Connect the engine with the eventserver

First, collect a few configuration values.

Get the eventserver's database add-on ID

heroku addons:info heroku-postgresql --app $eventserver_name
#
# Use the returned Postgres add-on ID
# to attach it to the engine.
# Example: `postgresql-aerodynamic-00000`
#
heroku addons:attach $postgres_addon_id --app $engine_name

Get an access key for this engine's data

heroku run 'pio app new classi' --app $eventserver_name
#
# Use the returned access key for `$pio_app_access_key`
#
heroku config:set \
  PIO_EVENTSERVER_HOSTNAME=$eventserver_name.herokuapp.com \
  PIO_EVENTSERVER_PORT=80 \
  PIO_EVENTSERVER_ACCESS_KEY=$pio_app_access_key \
  PIO_EVENTSERVER_APP_NAME=classi

Import data

🚨 Mandatory: data is required for training. The model cannot answer predictive queries until trained with data.

When deployed, the engine will automatically train a model to predict the best fitting service plan for a mobile phone user based on their voice, data, and text usage. We'll use the engine's example data and import script for initial training.

  • pip install predictionio may be required before the import script will run; see how-to install pip
python ./data/import_eventserver.py \
  --url https://$eventserver_name.herokuapp.com \
  --access_key $pio_app_access_key

Deploy the engine

git push heroku master

# Follow the logs to see training 
# and then start-up of the engine.
#
heroku logs -t --app $engine_name

Usage ⌨️

Scale up

Once deployed, scale up the processes to avoid memory issues:

heroku ps:scale \
  web=1:Standard-2X \
  release=0:Performance-L \
  train=0:Performance-L \
  --app $engine_name

Query for predictions

Once deployment completes, the engine is ready to predict the best fitting service plan for a mobile phone user based on their voice, data, and text usage.

Submit queries containing these three user attributes to get predictions using Apache Spark MLlib's Naive Bayes algorithm:

# Fits more voice, `1`
curl -X "POST" "https://$engine_name.herokuapp.com/queries.json" \
     -H "Content-Type: application/json; charset=utf-8" \
     -d "{\"voice_usage\":480,\"data_usage\":0,\"text_usage\":121}"

# Fits more data, `2`
curl -X "POST" "https://$engine_name.herokuapp.com/queries.json" \
     -H "Content-Type: application/json; charset=utf-8" \
     -d "{\"voice_usage\":25,\"data_usage\":1000,\"text_usage\":80}"

#Fits more texts, `3`
curl -X "POST" "https://$engine_name.herokuapp.com/queries.json" \
     -H "Content-Type: application/json; charset=utf-8" \
     -d "{\"voice_usage\":5,\"data_usage\":80,\"text_usage\":1000}"

This model is simplified for demonstration. For a real-world model more aspects of a user account and their correlations might be taken into consideration, including: account type (individual, business, or family), frequency of roaming, international usage, device type (smart phone or feature phone), age of device, etc.

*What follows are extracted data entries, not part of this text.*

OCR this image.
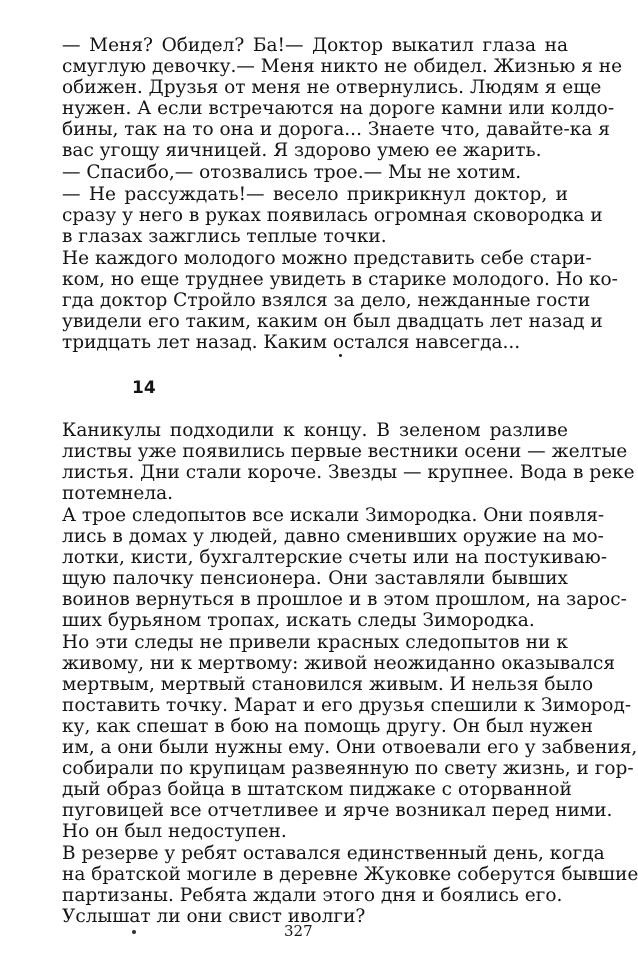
— Меня? Обидел? Ба!— Доктор выкатил глаза на
смуглую девочку.— Меня никто не обидел. Жизнью я не
обижен. Друзья от меня не отвернулись. Людям я еще
нужен. А если встречаются на дороге камни или колдо-
бины, так на то она и дорога... Знаете что, давайте-ка я
вас угощу яичницей. Я здорово умею ее жарить.
— Спасибо,— отозвались трое.— Мы не хотим.
— Не рассуждать!— весело прикрикнул доктор, и
сразу у него в руках появилась огромная сковородка и
в глазах зажглись теплые точки.
Не каждого молодого можно представить себе стари-
ком, но еще труднее увидеть в старике молодого. Но ко-
гда доктор Стройло взялся за дело, нежданные гости
увидели его таким, каким он был двадцать лет назад и
тридцать лет назад. Каким остался навсегда...
14
Каникулы подходили к концу. В зеленом разливе
листвы уже появились первые вестники осени — желтые
листья. Дни стали короче. Звезды — крупнее. Вода в реке
потемнела.
А трое следопытов все искали Зимородка. Они появля-
лись в домах у людей, давно сменивших оружие на мо-
лотки, кисти, бухгалтерские счеты или на постукиваю-
щую палочку пенсионера. Они заставляли бывших
воинов вернуться в прошлое и в этом прошлом, на зарос-
ших бурьяном тропах, искать следы Зимородка.
Но эти следы не привели красных следопытов ни к
живому, ни к мертвому: живой неожиданно оказывался
мертвым, мертвый становился живым. И нельзя было
поставить точку. Марат и его друзья спешили к Зимород-
ку, как спешат в бою на помощь другу. Он был нужен
им, а они были нужны ему. Они отвоевали его у забвения,
собирали по крупицам развеянную по свету жизнь, и гор-
дый образ бойца в штатском пиджаке с оторванной
пуговицей все отчетливее и ярче возникал перед ними.
Но он был недоступен.
В резерве у ребят оставался единственный день, когда
на братской могиле в деревне Жуковке соберутся бывшие
партизаны. Ребята ждали этого дня и боялись его.
Услышат ли они свист иволги?
327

See usage details for this classification engine in the PredictionIO docs.

Diagnostics

If you hit any snags with the engine serving queries, check the logs:

heroku logs -t --app $engine_name

If errors are occuring, sometimes a restart will help:

heroku restart --app $engine_name

Going Deeper 🔬

This is a demo application of PredictionIO, already customized for the smoothest experience possible.

Custom PredictionIO engines may be deployed with this buildpack too. See CUSTOM documentation.

More details including training, evaluation, & configuration are explained there to.